– Нормально. – выдохнул он. – Поссать вышел. А тут, блядь, Армагеддон.
Он вышел из круга, встряхнул ногой землю, рукавом вытер лоб. Побрёл в сторону остановки. Дышал глубоко, как человек, который очень хочет верить, что ему это приснилось.
Навстречу шла женщина – пожилая, в тёмной куртке и с жёстким взглядом. Увидела его, замерла, перекрестилась, отвернулась и зашагала прочь, не сказав ни слова.
– Во, блядь. Привет, православие.
Он дошёл до остановки, посмотрел на расписание, которого там не было, и тихо сказал:
– Была страна, были люди… А теперь – все ёбнулись. И, по ходу, я первый.
Сзади – визг шин. Удар. Тишина.
Он обернулся. На дороге – один из тех подростков, лежит. Машина остановилась. Водитель вышел, держась за голову.
И тогда он увидел – рядом, в траве, лежала камера. Маленький красный огонёк всё ещё мигал.
– Ага… – сказал он, глядя в темноту. – Пишем, значит. Ну давай, пишем… Всё, как положено.
Он махнул рукой, как будто отгонял комара, а не последствия возможного сатанинского вызова.
– Потерянное поколение… Пидорасы с камерами, – пробормотал он, сунув руки в карманы. – В моё время максимум "вызывали" пиво из холодильника, а не чертей из кустов.
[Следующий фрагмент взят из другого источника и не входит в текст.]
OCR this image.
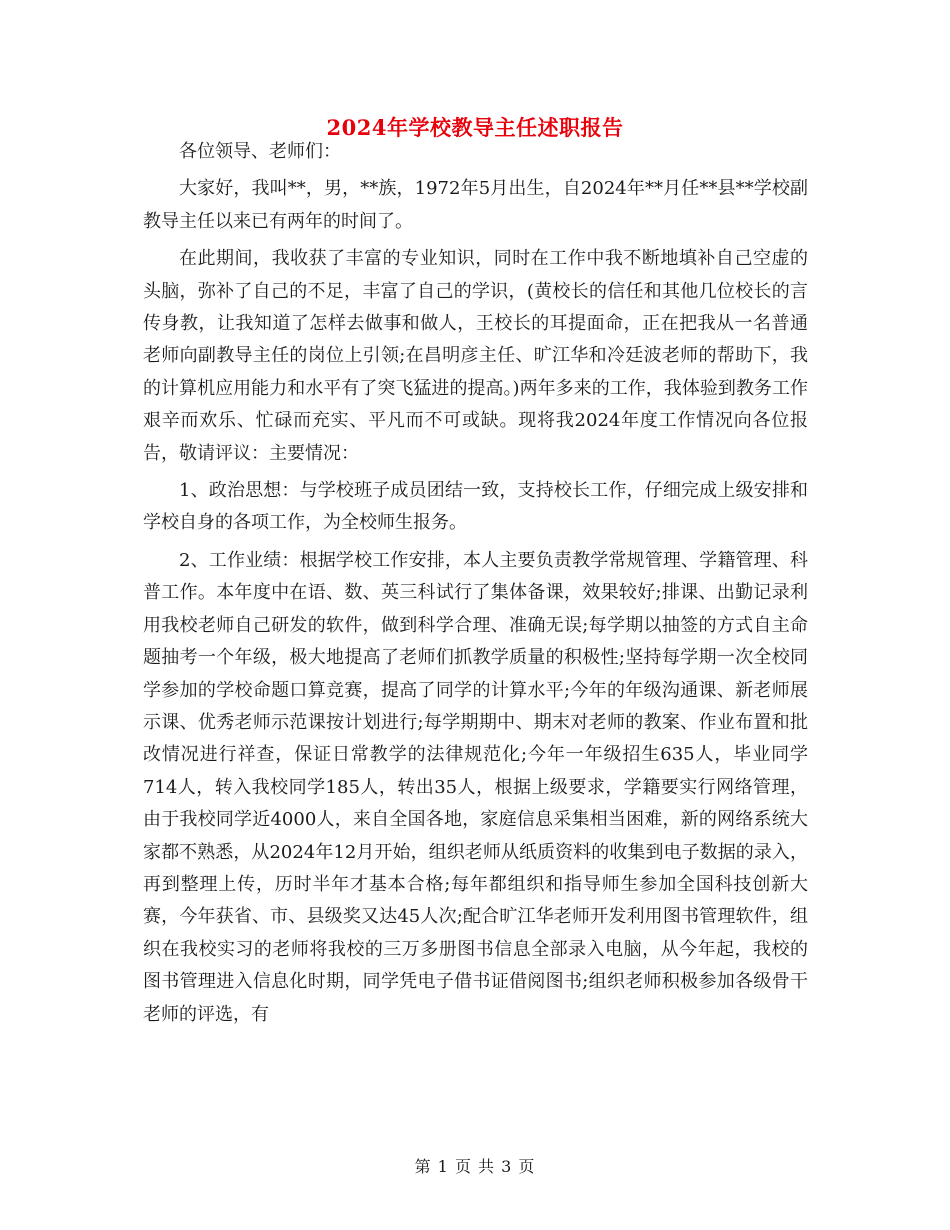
2024年学校教导主任述职报告

各位领导、老师们：

大家好，我叫**，男，**族，1972年5月出生，自2024年**月任**县**学校副教导主任以来已有两年的时间了。

在此期间，我收获了丰富的专业知识，同时在工作中我不断地填补自己空虚的头脑，弥补了自己的不足，丰富了自己的学识，(黄校长的信任和其他几位校长的言传身教，让我知道了怎样去做事和做人，王校长的耳提面命，正在把我从一名普通老师向副教导主任的岗位上引领;在昌明彦主任、旷江华和冷廷波老师的帮助下，我的计算机应用能力和水平有了突飞猛进的提高。)两年多来的工作，我体验到教务工作艰辛而欢乐、忙碌而充实、平凡而不可或缺。现将我2024年度工作情况向各位报告，敬请评议：主要情况：

1、政治思想：与学校班子成员团结一致，支持校长工作，仔细完成上级安排和学校自身的各项工作，为全校师生报务。

2、工作业绩：根据学校工作安排，本人主要负责教学常规管理、学籍管理、科普工作。本年度中在语、数、英三科试行了集体备课，效果较好;排课、出勤记录利用我校老师自己研发的软件，做到科学合理、准确无误;每学期以抽签的方式自主命题抽考一个年级，极大地提高了老师们抓教学质量的积极性;坚持每学期一次全校同学参加的学校命题口算竞赛，提高了同学的计算水平;今年的年级沟通课、新老师展示课、优秀老师示范课按计划进行;每学期期中、期末对老师的教案、作业布置和批改情况进行祥查，保证日常教学的法律规范化;今年一年级招生635人，毕业同学714人，转入我校同学185人，转出35人，根据上级要求，学籍要实行网络管理，由于我校同学近4000人，来自全国各地，家庭信息采集相当困难，新的网络系统大家都不熟悉，从2024年12月开始，组织老师从纸质资料的收集到电子数据的录入，再到整理上传，历时半年才基本合格;每年都组织和指导师生参加全国科技创新大赛，今年获省、市、县级奖又达45人次;配合旷江华老师开发利用图书管理软件，组织在我校实习的老师将我校的三万多册图书信息全部录入电脑，从今年起，我校的图书管理进入信息化时期，同学凭电子借书证借阅图书;组织老师积极参加各级骨干老师的评选，有

第 1 页 共 3 页
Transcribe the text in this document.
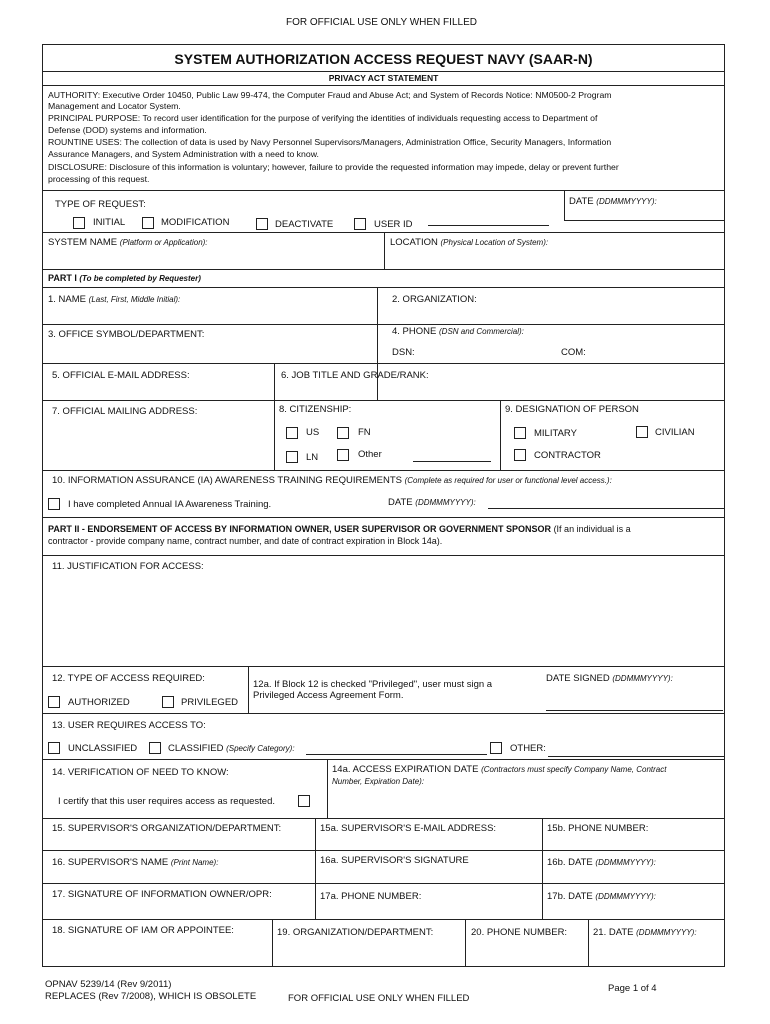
FOR OFFICIAL USE ONLY WHEN FILLED
SYSTEM AUTHORIZATION ACCESS REQUEST NAVY (SAAR-N)
PRIVACY ACT STATEMENT
AUTHORITY: Executive Order 10450, Public Law 99-474, the Computer Fraud and Abuse Act; and System of Records Notice: NM0500-2 Program
Management and Locator System.
PRINCIPAL PURPOSE: To record user identification for the purpose of verifying the identities of individuals requesting access to Department of
Defense (DOD) systems and information.
ROUNTINE USES: The collection of data is used by Navy Personnel Supervisors/Managers, Administration Office, Security Managers, Information
Assurance Managers, and System Administration with a need to know.
DISCLOSURE: Disclosure of this information is voluntary; however, failure to provide the requested information may impede, delay or prevent further
processing of this request.
TYPE OF REQUEST:	DATE (DDMMMYYYY):
INITIAL	MODIFICATION	DEACTIVATE	USER ID
SYSTEM NAME (Platform or Application):	LOCATION (Physical Location of System):
PART I (To be completed by Requester)
1. NAME (Last, First, Middle Initial):	2. ORGANIZATION:
3. OFFICE SYMBOL/DEPARTMENT:	4. PHONE (DSN and Commercial):
DSN:	COM:
5. OFFICIAL E-MAIL ADDRESS:	6. JOB TITLE AND GRADE/RANK:
7. OFFICIAL MAILING ADDRESS:	8. CITIZENSHIP:	9. DESIGNATION OF PERSON
US	FN
LN	Other
MILITARY	CIVILIAN
CONTRACTOR
10. INFORMATION ASSURANCE (IA) AWARENESS TRAINING REQUIREMENTS (Complete as required for user or functional level access.):
I have completed Annual IA Awareness Training.	DATE (DDMMMYYYY):
PART II - ENDORSEMENT OF ACCESS BY INFORMATION OWNER, USER SUPERVISOR OR GOVERNMENT SPONSOR (If an individual is a
contractor - provide company name, contract number, and date of contract expiration in Block 14a).
11. JUSTIFICATION FOR ACCESS:
12. TYPE OF ACCESS REQUIRED:
12a. If Block 12 is checked "Privileged", user must sign a
Privileged Access Agreement Form.
DATE SIGNED (DDMMMYYYY):
AUTHORIZED	PRIVILEGED
13. USER REQUIRES ACCESS TO:
UNCLASSIFIED	CLASSIFIED (Specify Category):	OTHER:
14. VERIFICATION OF NEED TO KNOW:	14a. ACCESS EXPIRATION DATE (Contractors must specify Company Name, Contract
Number, Expiration Date):
I certify that this user requires access as requested.
15. SUPERVISOR'S ORGANIZATION/DEPARTMENT:	15a. SUPERVISOR'S E-MAIL ADDRESS:	15b. PHONE NUMBER:
16. SUPERVISOR'S NAME (Print Name):	16a. SUPERVISOR'S SIGNATURE	16b. DATE (DDMMMYYYY):
17. SIGNATURE OF INFORMATION OWNER/OPR:	17a. PHONE NUMBER:	17b. DATE (DDMMMYYYY):
18. SIGNATURE OF IAM OR APPOINTEE:	19. ORGANIZATION/DEPARTMENT:	20. PHONE NUMBER:	21. DATE (DDMMMYYYY):
OPNAV 5239/14 (Rev 9/2011)
REPLACES (Rev 7/2008), WHICH IS OBSOLETE	FOR OFFICIAL USE ONLY WHEN FILLED
Page 1 of 4
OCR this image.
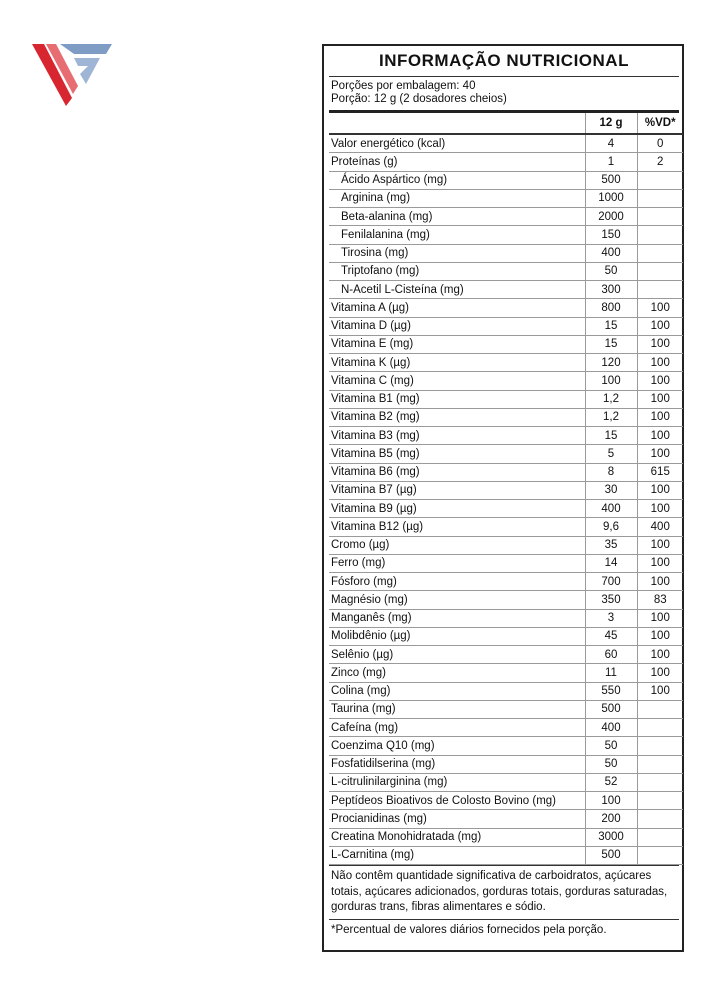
INFORMAÇÃO NUTRICIONAL
Porções por embalagem: 40
Porção: 12 g (2 dosadores cheios)
	12 g	%VD*
Valor energético (kcal)	4	0
Proteínas (g)	1	2
Ácido Aspártico (mg)	500	
Arginina (mg)	1000	
Beta-alanina (mg)	2000	
Fenilalanina (mg)	150	
Tirosina (mg)	400	
Triptofano (mg)	50	
N-Acetil L-Cisteína (mg)	300	
Vitamina A (µg)	800	100
Vitamina D (µg)	15	100
Vitamina E (mg)	15	100
Vitamina K (µg)	120	100
Vitamina C (mg)	100	100
Vitamina B1 (mg)	1,2	100
Vitamina B2 (mg)	1,2	100
Vitamina B3 (mg)	15	100
Vitamina B5 (mg)	5	100
Vitamina B6 (mg)	8	615
Vitamina B7 (µg)	30	100
Vitamina B9 (µg)	400	100
Vitamina B12 (µg)	9,6	400
Cromo (µg)	35	100
Ferro (mg)	14	100
Fósforo (mg)	700	100
Magnésio (mg)	350	83
Manganês (mg)	3	100
Molibdênio (µg)	45	100
Selênio (µg)	60	100
Zinco (mg)	11	100
Colina (mg)	550	100
Taurina (mg)	500	
Cafeína (mg)	400	
Coenzima Q10 (mg)	50	
Fosfatidilserina (mg)	50	
L-citrulinilarginina (mg)	52	
Peptídeos Bioativos de Colosto Bovino (mg)	100	
Procianidinas (mg)	200	
Creatina Monohidratada (mg)	3000	
L-Carnitina (mg)	500	
Não contêm quantidade significativa de carboidratos, açúcares totais, açúcares adicionados, gorduras totais, gorduras saturadas, gorduras trans, fibras alimentares e sódio.
*Percentual de valores diários fornecidos pela porção.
Парк остался позади. В городе было тихо. Слишком. Даже для этой поры. Воздух казался вязким, как суп из автомата, а фонари мигали без ритма, как будто забыли, зачем вообще светят.
Подъезд встретил его запахом мочи и старого пола. На стене кто-то написал “Здесь был Бог”, и кто-то ниже добавил “но сбежал”. Лампы не было. Лифт, как всегда, стоял мёртвым. Валентин не торопился. Пятый этаж – это не подвиг, а ежедневное проклятие. Он знал каждый скрип ступеней и каждый ржавый гвоздь, торчащий в перилах.
Ключ вошёл в замочную скважину с третьего раза. Щелчок, тишина. Квартира встретила его привычной полутьмой и усталым, застоявшимся воздухом, в котором пахло старым табаком, пылью и чьим-то отсутствием.
Холодильник дрожал в углу кухни, как будто боялся, что его снова откроют. Он потянулся, открыл дверь – свет лампочки вспыхнул с задержкой. На полке лежало пол-курицы, разлитая селёдка и чикушка "Петровича", которой оставалось жить минуты три.
Он взял бутылку, прошёл в коридор. Половицы скрипели не просто под ногами – они, казалось, комментировали каждый шаг. Где-то в глубине квартиры тикали часы. Монотонно. Чётко. Как будто им было плевать, что в этом доме время давно стало условным.